The result is a dict, unless as_csv_table is set. In that case it will be a CSV-shaped array.

soma.aims.texturetools.remove_non_principal_connected_components(mesh, tex, trash_label)

Keep only the largest connected component in each label, for a label texture.

Parameters

• mesh –

• tex (label texture (S16, int)) –

• trash_label (value to replace non-principal components) –

Returns

out_tex

Return type

label texture

soma.aims.texturetools.set_texture_colormap(texture, colormap, cmap_name='custom', tex_max=None, tex_min=None, tex_index=0, col_mapping='all')

Set a colormap in a texture object header.

The texture object may be any kind of textured object: a TimeTexture instance, or a Volume.

Parameters

• texture (TimeTexture, Volume...) – The texture object should have a header() method.

• colormap (array, Volume, or filename) – The colormap may be provided as RGB or RGBA, and as an aims Volume object, or a numpy array, or as an image filename.
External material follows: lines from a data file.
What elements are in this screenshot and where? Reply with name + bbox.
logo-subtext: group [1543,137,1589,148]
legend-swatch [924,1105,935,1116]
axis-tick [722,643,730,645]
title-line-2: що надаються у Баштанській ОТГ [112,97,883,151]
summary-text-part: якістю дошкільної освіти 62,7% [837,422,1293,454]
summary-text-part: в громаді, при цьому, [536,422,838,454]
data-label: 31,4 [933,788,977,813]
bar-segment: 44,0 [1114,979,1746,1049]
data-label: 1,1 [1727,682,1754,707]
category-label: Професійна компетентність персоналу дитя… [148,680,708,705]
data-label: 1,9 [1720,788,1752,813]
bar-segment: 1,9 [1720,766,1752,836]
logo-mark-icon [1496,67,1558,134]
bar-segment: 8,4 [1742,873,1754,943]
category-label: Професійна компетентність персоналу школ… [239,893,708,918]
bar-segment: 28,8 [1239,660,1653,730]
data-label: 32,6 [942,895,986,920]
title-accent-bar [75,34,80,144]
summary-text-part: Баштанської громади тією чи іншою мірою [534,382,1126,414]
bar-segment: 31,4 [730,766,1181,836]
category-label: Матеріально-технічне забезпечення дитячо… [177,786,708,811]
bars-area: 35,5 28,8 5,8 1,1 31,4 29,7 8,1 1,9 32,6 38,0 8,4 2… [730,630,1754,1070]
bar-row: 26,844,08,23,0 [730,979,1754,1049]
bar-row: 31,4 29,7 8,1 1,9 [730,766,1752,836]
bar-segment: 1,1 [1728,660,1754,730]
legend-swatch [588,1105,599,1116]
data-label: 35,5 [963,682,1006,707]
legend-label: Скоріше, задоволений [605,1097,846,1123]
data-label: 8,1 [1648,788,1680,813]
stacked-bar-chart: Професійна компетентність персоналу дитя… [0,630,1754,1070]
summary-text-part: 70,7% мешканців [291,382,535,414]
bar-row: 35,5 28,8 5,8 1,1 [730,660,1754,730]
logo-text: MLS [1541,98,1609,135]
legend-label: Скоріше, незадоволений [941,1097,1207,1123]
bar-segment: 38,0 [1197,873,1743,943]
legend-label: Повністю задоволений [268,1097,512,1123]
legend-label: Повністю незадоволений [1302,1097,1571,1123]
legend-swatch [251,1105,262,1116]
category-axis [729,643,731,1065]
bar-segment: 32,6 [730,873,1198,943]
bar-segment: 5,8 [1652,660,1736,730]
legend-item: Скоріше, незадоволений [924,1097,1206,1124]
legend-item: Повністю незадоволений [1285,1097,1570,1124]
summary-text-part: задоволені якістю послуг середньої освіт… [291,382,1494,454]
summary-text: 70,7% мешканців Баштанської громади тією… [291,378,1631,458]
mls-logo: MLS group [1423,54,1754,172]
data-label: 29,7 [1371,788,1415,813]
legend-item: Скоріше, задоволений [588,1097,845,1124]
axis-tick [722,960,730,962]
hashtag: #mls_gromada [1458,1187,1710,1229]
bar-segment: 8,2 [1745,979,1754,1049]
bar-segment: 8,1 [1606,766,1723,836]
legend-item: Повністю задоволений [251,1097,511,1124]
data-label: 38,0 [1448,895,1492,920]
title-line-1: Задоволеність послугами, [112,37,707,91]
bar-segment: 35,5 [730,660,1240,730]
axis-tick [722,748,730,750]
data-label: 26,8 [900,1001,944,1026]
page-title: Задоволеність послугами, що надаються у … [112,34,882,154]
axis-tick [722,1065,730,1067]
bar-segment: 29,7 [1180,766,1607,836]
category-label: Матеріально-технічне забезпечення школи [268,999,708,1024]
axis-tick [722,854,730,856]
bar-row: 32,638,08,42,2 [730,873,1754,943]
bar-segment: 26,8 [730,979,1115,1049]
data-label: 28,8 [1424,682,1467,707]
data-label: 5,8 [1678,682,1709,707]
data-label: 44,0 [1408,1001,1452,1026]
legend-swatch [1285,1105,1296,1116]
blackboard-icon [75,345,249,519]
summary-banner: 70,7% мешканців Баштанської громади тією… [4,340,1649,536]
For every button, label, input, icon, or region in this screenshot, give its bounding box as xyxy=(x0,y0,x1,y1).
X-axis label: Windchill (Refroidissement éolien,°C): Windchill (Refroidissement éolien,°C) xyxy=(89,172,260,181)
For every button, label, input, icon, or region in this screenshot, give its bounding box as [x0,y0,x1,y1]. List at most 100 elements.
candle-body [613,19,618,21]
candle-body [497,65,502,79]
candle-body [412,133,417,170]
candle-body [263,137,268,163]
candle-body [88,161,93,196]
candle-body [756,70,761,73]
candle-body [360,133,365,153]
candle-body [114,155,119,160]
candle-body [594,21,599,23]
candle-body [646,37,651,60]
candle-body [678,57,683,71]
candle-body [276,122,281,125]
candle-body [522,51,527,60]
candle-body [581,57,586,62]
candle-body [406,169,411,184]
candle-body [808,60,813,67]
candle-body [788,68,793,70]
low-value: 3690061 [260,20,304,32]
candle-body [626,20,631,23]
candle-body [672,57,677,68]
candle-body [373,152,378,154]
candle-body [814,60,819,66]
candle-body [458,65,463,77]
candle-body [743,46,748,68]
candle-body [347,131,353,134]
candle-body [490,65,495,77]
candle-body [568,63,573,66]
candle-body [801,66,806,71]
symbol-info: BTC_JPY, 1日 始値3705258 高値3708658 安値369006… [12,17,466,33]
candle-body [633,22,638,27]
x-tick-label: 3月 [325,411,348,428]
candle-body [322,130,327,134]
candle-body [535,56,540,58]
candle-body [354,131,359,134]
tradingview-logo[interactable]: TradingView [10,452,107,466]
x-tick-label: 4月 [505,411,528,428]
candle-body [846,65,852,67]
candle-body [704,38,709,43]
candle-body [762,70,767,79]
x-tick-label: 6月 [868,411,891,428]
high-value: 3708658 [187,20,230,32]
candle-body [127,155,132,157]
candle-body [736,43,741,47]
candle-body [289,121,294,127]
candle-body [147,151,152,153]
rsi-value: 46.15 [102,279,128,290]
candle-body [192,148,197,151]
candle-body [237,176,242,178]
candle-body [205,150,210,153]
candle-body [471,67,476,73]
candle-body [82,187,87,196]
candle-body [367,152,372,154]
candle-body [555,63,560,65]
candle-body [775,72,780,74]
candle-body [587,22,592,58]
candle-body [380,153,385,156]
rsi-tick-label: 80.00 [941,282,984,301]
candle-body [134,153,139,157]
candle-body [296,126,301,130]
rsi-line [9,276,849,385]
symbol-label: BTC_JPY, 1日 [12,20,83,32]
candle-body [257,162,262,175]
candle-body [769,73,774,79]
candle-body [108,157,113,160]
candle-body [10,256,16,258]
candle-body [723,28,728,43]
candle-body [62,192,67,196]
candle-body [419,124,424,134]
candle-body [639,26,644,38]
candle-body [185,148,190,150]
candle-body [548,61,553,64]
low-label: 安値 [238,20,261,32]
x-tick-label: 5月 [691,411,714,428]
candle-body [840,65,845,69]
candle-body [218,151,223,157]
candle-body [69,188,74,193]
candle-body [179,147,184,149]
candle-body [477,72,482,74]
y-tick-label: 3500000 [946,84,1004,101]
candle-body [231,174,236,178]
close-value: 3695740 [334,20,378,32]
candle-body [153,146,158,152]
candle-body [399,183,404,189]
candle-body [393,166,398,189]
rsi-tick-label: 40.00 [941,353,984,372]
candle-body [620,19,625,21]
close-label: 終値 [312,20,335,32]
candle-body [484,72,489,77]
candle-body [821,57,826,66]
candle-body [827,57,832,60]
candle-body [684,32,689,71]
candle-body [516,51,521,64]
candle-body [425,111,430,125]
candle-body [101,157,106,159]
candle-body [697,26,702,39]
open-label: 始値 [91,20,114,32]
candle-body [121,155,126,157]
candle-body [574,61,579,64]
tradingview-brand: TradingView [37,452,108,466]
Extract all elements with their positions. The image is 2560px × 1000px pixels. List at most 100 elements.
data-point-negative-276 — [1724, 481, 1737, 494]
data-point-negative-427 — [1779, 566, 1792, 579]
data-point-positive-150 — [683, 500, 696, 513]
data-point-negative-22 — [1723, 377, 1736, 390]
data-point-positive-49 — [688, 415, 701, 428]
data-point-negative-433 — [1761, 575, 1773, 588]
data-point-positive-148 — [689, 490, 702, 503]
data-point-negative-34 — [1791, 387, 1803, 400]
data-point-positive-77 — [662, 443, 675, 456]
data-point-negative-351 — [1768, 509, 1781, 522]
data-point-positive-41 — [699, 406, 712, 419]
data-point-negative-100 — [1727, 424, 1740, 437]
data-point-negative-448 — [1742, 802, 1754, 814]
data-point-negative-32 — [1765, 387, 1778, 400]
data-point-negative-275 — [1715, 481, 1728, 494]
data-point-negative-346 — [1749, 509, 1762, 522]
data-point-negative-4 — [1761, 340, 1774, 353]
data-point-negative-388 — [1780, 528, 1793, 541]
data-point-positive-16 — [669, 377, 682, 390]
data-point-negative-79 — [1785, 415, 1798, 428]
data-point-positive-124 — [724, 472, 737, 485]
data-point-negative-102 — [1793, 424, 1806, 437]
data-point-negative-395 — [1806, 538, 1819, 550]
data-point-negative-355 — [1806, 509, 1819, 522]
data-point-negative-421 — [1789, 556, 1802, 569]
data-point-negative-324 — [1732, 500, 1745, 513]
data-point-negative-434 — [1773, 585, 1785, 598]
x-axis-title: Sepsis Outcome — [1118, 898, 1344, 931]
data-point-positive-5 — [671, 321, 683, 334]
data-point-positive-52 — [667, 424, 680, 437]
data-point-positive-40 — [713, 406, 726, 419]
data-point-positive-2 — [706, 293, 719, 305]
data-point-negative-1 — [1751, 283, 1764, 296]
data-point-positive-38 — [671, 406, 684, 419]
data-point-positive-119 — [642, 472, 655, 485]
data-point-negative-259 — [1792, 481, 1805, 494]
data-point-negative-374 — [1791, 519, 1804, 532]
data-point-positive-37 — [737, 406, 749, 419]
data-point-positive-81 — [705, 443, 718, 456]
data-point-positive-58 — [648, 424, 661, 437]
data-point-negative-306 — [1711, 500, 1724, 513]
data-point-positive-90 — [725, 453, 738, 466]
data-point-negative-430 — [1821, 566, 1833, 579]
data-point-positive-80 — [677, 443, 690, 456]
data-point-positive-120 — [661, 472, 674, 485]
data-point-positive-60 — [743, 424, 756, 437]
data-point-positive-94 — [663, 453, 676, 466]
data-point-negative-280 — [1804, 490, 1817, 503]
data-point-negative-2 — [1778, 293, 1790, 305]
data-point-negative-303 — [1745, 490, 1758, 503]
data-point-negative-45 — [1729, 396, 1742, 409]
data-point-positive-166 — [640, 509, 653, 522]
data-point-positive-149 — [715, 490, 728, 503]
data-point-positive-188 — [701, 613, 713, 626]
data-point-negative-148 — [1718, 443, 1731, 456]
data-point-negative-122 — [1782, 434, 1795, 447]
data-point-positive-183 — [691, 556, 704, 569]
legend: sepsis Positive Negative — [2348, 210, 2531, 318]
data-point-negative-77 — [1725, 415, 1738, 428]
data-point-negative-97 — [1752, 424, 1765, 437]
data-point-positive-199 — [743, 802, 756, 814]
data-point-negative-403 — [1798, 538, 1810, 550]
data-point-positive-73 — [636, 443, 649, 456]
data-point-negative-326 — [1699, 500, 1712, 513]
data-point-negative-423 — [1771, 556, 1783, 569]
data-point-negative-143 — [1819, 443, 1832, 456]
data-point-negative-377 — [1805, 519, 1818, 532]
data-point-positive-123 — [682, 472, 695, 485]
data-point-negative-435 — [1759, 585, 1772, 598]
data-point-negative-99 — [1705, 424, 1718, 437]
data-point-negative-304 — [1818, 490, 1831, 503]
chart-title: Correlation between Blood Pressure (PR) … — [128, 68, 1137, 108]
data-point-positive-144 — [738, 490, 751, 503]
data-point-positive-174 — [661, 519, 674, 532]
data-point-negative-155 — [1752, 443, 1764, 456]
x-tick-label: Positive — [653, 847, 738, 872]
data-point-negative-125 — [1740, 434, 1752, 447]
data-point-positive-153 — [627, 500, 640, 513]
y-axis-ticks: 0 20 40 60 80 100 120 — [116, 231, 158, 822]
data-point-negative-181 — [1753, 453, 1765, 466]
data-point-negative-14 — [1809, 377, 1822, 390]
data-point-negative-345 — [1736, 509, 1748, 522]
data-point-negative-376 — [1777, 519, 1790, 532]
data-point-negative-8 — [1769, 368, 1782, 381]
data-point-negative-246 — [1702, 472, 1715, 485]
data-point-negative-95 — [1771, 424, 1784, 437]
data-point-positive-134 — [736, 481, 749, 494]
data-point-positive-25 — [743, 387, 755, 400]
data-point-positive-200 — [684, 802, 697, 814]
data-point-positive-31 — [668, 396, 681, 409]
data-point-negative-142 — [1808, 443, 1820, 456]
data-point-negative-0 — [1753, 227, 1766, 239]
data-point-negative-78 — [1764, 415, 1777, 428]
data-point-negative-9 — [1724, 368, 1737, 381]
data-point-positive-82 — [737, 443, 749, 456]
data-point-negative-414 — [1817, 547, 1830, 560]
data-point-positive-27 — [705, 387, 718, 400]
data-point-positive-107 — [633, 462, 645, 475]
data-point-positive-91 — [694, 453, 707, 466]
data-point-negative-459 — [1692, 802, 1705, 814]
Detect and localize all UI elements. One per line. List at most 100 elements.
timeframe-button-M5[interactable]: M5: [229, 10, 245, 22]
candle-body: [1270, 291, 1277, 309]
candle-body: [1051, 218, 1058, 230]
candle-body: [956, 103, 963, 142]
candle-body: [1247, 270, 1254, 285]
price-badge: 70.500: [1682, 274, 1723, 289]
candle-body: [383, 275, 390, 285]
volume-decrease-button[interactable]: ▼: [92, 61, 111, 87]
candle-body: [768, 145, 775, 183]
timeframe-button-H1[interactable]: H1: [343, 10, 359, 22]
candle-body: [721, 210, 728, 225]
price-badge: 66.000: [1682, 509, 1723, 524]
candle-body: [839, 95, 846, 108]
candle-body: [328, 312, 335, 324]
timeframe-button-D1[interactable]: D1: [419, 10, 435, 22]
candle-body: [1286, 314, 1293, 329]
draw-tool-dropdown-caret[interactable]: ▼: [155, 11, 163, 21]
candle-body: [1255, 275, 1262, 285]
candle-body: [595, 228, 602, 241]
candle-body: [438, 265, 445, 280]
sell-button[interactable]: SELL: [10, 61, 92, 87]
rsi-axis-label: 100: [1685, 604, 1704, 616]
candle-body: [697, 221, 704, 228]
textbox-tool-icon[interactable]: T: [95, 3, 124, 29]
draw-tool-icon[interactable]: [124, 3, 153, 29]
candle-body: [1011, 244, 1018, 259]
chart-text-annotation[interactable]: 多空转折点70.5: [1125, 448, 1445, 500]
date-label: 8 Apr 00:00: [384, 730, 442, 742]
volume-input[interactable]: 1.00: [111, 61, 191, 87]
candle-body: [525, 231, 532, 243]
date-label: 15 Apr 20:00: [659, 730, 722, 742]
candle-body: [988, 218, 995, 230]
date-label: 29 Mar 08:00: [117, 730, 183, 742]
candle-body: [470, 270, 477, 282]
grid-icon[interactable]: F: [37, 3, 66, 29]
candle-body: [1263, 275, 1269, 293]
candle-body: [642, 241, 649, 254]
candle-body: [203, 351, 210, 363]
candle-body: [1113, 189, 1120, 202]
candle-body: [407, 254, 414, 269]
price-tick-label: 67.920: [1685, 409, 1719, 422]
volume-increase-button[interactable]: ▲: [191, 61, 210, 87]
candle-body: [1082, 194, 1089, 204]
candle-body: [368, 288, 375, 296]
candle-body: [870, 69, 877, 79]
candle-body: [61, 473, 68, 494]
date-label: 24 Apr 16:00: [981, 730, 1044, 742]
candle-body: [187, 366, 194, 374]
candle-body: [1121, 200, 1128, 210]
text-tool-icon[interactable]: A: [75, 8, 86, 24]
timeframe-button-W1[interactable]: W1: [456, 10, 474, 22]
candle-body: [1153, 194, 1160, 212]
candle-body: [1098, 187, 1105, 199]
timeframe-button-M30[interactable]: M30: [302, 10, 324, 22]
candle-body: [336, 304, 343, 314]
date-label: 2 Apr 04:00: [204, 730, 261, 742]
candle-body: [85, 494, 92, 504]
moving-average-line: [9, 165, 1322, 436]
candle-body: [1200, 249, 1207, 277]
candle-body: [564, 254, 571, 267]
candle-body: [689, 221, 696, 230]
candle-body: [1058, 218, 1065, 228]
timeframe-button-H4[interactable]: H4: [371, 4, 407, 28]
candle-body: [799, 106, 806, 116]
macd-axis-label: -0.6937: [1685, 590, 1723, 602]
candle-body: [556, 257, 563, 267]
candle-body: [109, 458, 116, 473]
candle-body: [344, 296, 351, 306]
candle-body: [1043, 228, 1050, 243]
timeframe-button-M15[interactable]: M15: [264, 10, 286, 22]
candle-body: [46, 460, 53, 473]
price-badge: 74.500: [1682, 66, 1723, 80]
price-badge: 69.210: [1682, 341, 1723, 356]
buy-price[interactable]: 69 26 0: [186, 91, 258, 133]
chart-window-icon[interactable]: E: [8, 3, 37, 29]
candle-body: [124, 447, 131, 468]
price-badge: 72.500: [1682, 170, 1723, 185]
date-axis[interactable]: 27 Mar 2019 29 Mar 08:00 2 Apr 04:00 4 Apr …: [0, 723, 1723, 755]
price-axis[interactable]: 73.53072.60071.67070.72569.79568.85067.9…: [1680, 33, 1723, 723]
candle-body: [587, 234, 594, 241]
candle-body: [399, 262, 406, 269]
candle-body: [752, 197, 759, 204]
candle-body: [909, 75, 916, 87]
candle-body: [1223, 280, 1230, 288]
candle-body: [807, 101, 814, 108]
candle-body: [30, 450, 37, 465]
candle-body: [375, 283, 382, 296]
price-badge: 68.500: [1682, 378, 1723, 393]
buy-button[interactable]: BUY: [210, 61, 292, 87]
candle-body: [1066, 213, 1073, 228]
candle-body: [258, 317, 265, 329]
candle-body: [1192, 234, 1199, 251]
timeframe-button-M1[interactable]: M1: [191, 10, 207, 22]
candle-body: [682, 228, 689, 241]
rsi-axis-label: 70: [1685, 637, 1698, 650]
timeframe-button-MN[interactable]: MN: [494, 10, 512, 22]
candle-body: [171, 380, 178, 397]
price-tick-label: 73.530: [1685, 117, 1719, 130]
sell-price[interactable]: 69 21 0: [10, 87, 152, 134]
It should be a 1D colormap (for now at least).

• cmap_name (str (optional)) – name of the colormap to be used in Anatomist.

• tex_max (float (optional)) – Max texture value to be mapped to the colormap bounds. It is used to scale the max value of the colormap in Anatomist. If not specified, the texture or volume max will be looked for in the texture object. Used only if col_mapping is “one”.

• tex_min (float (optional)) – Min texture value to be mapped to the colormap bounds. It is used to scale the max value of the colormap in Anatomist. If not specified, the texture or volume max will be looked for in the texture object. Used only if col_mapping is “one”.

• tex_index (int (optional)) – Texture index in the textured object

• col_mapping (str or None (optional)) – “all”: map the full texture range to the colormap bounds (default); “one”: one-to-one mapping between colors and values (int values); “none” or None: don’t force any mapping - anatomist will choose to use a histogram if needed.

soma.aims.texturetools.set_texture_labels(texture, labels, tex_index=0)

Set a labels list or dict in a texture object header.

The texture object may be any kind of textured object: a TimeTexture instance, or a Volume.

Parameters

• texture (TimeTexture, Volume...) – The texture object should have a header() method.

• labels (list ot dict) – Values are labels strings. Keys are ints. It may be either a list (keys are list indices) or a dict.

• tex_index (int (optional)) – Texture index in the textured object

soma.aims.texturetools.vertex_texture_to_polygon_texture(mesh, tex, allow_cut=False)

Make a “polygon texture” from a vartex-based label texture. A polygon texture has a value for each polygon.

For a given polygon the value is taken as the majority of values on its vertices. If an absolute majority cannot be obtained, the mesh polygons may be cut to avoid losing precision. This is done if allow_cut is True.

When allow_cut is False, the returned value is the polygon texture. It may work on meshes of any polygon size (triangles, quads, segments…)

When allow_cut is True, the returned value is a tuple:

• polygon texture

• new mesh with possibly split triangles

It only works for meshes of triangles.